The “forward feed” of neural networks was in fact high dimensional matrix vector multiplications hidden behind the abstract connectionist idea that ultimately produced a vector of predicted outputs. Since performing such matrix-vector calculations on big datasets required high processing power, soon the attention shifted to the graphical processing cards of video game industries of the 1980’s to augment the computational power of the CPU’s. Moreover, access to large amounts of data or “big data” like MNIST and CIFAR datasets (Deng, 2012) (Torralba et al., 2008) in the first decades of 21st century and large scale scraping of public information from social networking sites like Facebook and Google lead to the emergence of the field of Deep Learning (DL) (Goodfellow et al., 2016) which involved training neural networks with much more layers and connected neurons on big datasets.
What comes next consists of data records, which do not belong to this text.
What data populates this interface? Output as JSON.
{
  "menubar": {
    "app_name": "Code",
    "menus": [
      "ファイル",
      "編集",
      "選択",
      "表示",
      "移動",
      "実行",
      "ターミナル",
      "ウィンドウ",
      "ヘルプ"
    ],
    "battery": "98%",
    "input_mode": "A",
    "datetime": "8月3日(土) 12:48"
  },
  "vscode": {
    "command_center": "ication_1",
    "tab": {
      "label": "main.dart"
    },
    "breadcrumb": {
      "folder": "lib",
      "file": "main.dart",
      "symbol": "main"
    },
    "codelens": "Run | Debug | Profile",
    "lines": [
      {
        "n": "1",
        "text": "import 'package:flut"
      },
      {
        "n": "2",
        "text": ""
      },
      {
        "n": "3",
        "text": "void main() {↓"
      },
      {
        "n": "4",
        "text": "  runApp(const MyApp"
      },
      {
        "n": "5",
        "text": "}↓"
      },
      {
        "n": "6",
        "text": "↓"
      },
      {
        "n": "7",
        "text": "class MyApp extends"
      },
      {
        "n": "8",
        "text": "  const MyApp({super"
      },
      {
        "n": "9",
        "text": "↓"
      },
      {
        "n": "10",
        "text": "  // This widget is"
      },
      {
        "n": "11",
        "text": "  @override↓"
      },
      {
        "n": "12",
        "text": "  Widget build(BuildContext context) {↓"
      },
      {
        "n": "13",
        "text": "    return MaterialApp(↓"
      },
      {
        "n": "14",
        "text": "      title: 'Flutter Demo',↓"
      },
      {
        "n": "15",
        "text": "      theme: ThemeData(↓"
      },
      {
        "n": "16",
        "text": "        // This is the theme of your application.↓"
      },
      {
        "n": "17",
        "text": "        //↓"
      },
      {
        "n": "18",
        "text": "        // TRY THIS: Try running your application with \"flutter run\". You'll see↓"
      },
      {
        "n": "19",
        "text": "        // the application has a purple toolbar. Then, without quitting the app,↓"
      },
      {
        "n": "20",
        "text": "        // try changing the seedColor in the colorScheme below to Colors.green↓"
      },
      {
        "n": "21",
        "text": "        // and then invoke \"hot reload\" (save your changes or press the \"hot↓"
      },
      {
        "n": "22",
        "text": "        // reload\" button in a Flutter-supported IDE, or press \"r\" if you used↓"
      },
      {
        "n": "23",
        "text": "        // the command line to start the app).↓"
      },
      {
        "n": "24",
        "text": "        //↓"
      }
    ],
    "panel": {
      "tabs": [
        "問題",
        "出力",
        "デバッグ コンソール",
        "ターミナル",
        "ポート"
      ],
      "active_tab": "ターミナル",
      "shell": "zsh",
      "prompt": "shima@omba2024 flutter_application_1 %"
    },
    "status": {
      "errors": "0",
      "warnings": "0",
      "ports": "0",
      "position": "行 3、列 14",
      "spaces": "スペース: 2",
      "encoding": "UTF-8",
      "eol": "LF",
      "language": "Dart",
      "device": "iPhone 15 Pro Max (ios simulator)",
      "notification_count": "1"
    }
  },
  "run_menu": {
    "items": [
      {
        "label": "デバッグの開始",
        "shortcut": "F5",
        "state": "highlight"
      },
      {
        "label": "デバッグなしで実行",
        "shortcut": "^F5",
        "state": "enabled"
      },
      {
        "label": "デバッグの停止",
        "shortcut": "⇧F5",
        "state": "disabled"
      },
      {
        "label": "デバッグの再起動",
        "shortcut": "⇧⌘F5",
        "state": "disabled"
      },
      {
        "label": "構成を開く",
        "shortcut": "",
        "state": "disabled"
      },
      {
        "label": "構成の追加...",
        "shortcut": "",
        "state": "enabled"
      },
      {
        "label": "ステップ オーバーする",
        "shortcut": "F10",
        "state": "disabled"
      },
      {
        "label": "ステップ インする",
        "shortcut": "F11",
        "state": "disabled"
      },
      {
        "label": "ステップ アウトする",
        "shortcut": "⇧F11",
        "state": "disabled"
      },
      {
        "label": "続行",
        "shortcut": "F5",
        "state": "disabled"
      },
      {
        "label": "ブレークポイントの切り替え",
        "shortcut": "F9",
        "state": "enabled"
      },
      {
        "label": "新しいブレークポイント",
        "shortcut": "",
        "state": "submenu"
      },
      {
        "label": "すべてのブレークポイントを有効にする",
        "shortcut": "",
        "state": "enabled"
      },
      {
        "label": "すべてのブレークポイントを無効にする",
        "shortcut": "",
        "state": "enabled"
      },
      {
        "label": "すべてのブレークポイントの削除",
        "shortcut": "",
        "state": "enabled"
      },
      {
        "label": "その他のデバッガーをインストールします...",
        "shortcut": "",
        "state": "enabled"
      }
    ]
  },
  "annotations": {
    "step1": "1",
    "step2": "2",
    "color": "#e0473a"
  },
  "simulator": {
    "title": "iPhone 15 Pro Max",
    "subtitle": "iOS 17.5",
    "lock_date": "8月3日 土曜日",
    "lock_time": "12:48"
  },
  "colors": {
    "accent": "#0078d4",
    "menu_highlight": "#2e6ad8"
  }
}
In parallel, the advancements in cellular technologies, infrastructures for distribution of internet facilities, and inexpensive high scale computational power amplified data generation from the public thus contributing to some major breakthroughs in 2012 with the development of deep neural networks for speech recognition (using Hidden Markov models), image classification (by GoogleX lab), object detection (by Convolutional Neural Networks) reducing error rates in prediction - significantly close to the judgement level of humans in such tasks as revealed in this short history.
A dataset of inputs labelled with (or without) their corresponding outputs (or labels), an architecture (i.e., the number of layers and number of neurons in each layer), choice of activation functions in between the layers, a formulation of an error function (e.g., mean average error) to quantify the difference in the predicted and known labels, and a hardware facility to perform high computations is thus needed to produce intelligent entities that share a world along with us. However, such intelligence also shares a non-linear history of technical as well as socio-political and economic fluxes from varied disciplines, funding agencies, rivalries among viewpoints with a dream to imitate the human brain – revealing the close intertwined relations between the socio-material and the technological timelines.